The MongoDB documentation offers this as an example:

db.createCollection( "contacts",  
   { validator: { $or:
      [
         { phone: { $type: "string" } },
         { email: { $regex: /@mongodb\.com$/ } },
         { status: { $in: [ "Unknown", "Incomplete" ] } }
      ]
   }} )

This is a good example of a very lax validator. It makes sure the phone field is a string, the email matches a regular expression and the status is one of two string values by way of the $in operator.

It isn't a very strict validator though. The validator expression returns true to pass the document as valid and here the $or which binds the three tests together will return true if any one of the tests is true. That means that...

db.contacts.insert( { phone: "118118118", status:"Not A Status" } )  

... would pass as valid despite the status field definitely not being a valid status.

Why not change that $or to a $and you many wonder. Well, you can, but now every field in the rules has to be present and that means even though the fields specified in say...

db.contacts.insert( { phone: "118118118", status:"Incomplete" } )  

...are valid, the lack of an email field means it fails.

Validation effects

When a document is passed as valid, things continue as usual. If the document fails validation the change may be rejected with a error 121, a DocumentValidationFailure. We say "may" because there's another setting validationAction which determines that. By default this is set to error and will generate that 121 error. But it can also be set to warn which lets the operation succeed but notes the validation fail in the log.

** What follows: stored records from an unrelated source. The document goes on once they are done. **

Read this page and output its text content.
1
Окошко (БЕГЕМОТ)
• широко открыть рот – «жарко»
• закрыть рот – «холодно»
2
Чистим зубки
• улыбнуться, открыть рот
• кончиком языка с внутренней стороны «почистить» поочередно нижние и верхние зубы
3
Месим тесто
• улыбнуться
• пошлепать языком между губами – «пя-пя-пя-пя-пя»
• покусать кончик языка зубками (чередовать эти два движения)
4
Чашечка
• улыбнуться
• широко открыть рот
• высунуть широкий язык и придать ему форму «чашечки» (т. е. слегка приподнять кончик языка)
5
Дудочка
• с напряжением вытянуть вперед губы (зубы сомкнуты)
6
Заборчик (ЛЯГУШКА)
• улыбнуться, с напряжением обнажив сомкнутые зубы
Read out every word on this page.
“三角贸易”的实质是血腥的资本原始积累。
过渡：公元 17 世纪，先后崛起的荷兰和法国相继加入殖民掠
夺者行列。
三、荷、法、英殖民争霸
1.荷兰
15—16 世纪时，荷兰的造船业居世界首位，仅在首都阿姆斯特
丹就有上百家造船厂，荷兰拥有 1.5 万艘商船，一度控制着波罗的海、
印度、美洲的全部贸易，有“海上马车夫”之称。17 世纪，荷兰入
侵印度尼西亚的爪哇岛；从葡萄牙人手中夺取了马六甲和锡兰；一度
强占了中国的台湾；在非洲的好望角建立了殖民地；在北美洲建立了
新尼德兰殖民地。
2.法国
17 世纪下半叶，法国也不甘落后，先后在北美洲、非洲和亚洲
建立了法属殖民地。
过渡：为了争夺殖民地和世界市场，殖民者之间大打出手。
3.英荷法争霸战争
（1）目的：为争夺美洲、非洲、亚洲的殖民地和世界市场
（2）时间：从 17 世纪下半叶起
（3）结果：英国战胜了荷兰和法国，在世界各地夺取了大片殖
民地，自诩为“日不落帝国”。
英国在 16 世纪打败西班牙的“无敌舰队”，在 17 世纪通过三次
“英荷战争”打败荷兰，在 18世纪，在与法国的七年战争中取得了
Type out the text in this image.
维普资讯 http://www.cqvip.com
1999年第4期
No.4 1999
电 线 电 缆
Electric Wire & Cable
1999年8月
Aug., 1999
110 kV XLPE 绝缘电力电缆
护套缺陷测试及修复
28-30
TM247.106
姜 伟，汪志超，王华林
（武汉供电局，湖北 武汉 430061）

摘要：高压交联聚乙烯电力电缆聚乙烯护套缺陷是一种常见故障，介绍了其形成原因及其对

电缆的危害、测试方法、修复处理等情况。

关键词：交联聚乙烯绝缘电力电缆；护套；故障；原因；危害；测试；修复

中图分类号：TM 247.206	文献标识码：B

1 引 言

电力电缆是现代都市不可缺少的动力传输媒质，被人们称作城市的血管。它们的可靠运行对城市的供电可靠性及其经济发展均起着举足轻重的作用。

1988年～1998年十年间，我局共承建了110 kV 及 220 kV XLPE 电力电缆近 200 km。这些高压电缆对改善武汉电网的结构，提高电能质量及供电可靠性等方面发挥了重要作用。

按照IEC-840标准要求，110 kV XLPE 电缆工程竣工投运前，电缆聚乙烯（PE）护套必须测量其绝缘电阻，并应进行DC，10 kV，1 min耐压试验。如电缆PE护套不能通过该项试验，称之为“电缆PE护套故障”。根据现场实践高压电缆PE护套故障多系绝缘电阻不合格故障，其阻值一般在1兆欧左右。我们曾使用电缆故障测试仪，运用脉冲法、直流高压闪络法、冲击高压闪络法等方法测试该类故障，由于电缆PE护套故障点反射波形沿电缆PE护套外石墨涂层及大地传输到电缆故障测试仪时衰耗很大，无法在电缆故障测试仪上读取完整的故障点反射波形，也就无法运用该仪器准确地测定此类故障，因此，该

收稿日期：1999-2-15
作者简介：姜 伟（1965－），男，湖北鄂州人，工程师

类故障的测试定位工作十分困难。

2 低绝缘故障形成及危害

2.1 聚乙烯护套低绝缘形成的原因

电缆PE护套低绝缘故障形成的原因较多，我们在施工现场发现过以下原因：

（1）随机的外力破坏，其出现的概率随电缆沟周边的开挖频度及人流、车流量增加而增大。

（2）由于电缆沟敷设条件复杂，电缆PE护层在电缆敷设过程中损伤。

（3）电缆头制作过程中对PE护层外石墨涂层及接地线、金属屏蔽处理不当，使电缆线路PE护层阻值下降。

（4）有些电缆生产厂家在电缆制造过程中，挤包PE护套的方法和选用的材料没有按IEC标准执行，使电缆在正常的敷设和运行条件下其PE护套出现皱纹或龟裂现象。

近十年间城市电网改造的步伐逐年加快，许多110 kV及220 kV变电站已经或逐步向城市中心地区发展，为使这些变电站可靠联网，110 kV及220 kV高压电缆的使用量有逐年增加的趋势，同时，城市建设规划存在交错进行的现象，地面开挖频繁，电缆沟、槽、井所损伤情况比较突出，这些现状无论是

There's also validationLevel that controls how strict the validation is. It defaults to strict which means all document operations must pass validation, but also has the setting moderate which eases the validation on existing documents in the collection. You can use these to your advantage when migrating a collection to use validation. You can add validation to an existing collection with collMod:

db.runCommand( {  
   collMod: "books",
   validator: { $and: [ { isbn: { $exists: true } }, { title: { $exists: true } } ] },
   validationLevel: "moderate",
   validationAction: "warn" } )

Now, there's the lightest of validation in place and the logs will note when validation has failed. Currently on the beta Compose MongoDB+, the logs are available within 24 hours.

There is another setting for the validationLevel which is off which, as you'd expect turns off validation, without removing the validator.

Validate catches

Validation is a powerful way of maintaining the consistency of your MongoDB data. There are some catches to using it. First, there's the issue of managing what validations are in place. You can retrieve the validator through db.getCollectionInfos() but there's no way, at least currently, to version the validator.

The other big issue is how the validation reports rejected documents. As we said, it throws the 121 error and thats it. To work out why the rejection happened, developers will have to write code that mirrors the validator in the application stack. This in turn means they'll have to go to the database to retrieve the validator or make assumptions about what validation is going on.

So, MongoDB Validation is familiar with its use of existing query syntax, can be focussed on only the parts of the database where you want validation enforced, it shouldn't have an impact on performance and it's pretty easy to deploy. Ideally, test your validations and prepare your legacy data clean up in a staging environment because it's likely there will be some big bulk operations taking place with any reasonably sized dataset.